Michael Roch, par ailleurs booktubeur via la chaîne La Brigade du livre qu’il a co-créée.

Ou l’esquive existentielle par le jeu et la dérision face à un monde monotone et absurde. Le Peter de Michael Roch a sacrément gagné en profondeur. Certes, si Peter Pan (ou plutôt Peter et Wendy, de son titre original) a connu un vif succès dès sa parution et ne cesse de susciter des adaptations, c’est qu’il recèle de nombreux niveaux de lecture – malheureusement vampirisés par la version de Disney, bien qu’on lui doive sans aucun doute la popularité actuelle de l’œuvre de Barrie, que je vous invite vraiment à lire. L’originalité de Michael Roch réside à mon sens dans la vision libertaire de l’orphelin, peut-être une des plus cohérentes qu’il m’ait été donné de lire.

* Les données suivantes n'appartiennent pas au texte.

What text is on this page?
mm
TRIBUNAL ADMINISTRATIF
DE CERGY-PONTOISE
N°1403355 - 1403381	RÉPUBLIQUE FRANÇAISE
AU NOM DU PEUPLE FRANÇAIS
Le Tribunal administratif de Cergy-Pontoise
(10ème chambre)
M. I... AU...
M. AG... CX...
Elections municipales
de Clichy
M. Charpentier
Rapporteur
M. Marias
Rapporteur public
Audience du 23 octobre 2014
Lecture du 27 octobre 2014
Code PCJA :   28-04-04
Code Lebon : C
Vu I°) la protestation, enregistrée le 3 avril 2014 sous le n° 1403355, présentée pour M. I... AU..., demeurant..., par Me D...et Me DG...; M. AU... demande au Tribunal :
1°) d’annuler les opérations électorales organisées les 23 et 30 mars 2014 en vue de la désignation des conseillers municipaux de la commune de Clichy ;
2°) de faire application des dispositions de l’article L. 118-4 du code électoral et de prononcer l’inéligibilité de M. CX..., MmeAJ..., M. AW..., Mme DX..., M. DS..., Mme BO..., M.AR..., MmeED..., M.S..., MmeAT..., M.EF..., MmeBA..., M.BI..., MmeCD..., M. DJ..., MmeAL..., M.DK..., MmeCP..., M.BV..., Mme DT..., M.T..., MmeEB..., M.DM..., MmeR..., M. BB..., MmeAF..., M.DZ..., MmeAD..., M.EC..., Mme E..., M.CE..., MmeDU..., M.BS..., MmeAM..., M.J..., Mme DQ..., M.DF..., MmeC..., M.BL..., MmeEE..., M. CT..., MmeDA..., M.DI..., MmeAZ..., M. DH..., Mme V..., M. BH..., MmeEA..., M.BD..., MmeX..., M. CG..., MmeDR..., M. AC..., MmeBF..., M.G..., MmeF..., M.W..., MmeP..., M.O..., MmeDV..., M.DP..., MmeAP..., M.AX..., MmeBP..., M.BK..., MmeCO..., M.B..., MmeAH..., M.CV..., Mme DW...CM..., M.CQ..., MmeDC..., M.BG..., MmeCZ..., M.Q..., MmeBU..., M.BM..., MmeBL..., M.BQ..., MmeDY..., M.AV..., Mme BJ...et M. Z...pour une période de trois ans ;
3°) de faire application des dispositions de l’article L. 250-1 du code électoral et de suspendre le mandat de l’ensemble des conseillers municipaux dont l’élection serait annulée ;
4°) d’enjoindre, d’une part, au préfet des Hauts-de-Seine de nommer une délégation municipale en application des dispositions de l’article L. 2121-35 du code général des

«  – Une fée rose doit aller avec un garçon, une fée blanche avec une fille. C’est comme ça j’invente rien, moi.

– Clochette est jaune.

– Ah. C’est qu’elle doit être indécise alors.

– Non. C’est qu’elle est libre. »

Une pincée de poudre de fée

On regrette parfois quelques passages psychologisants qui font passer le propos avant le style et l’image, mais il est difficile d’en tenir rigueur à l’ensemble. Pour tout dire, la lecture passe vite, bien trop vite. Ce roman, c’est un peu la bulle de savon légère et multicolore qu’on laisse échapper au vent. Légère et multicolore, elle voltige dans tous les sens, superbe, mais on l’admire en retenant son souffle, de peur de la faire éclater trop tôt. J’ai rarement autant apprécié le travail de chroniqueur qui me force à faire des pauses dans la lecture, et retarde ainsi l’échéance. Cela me semble être un assez bon indicateur du plaisir de lecture que Michael Roch réussit à nous offrir.

Il y aurait beaucoup d’autres choses à dire sur cette pépite au style ciselé et dont les images sont chargées d’une puissance évocatrice rare. Mais je m’en voudrais d’empiéter sur votre lecture. Ce Peter Pan s’inscrit plus que dignement dans la lignée des nombreuses adaptations du garçon qui ne voulait pas grandir. Et au-delà d’une lecture coup de cœur, je vous souhaite aussi de partager ma découverte de Michael Roch, un auteur talentueux à suivre de près.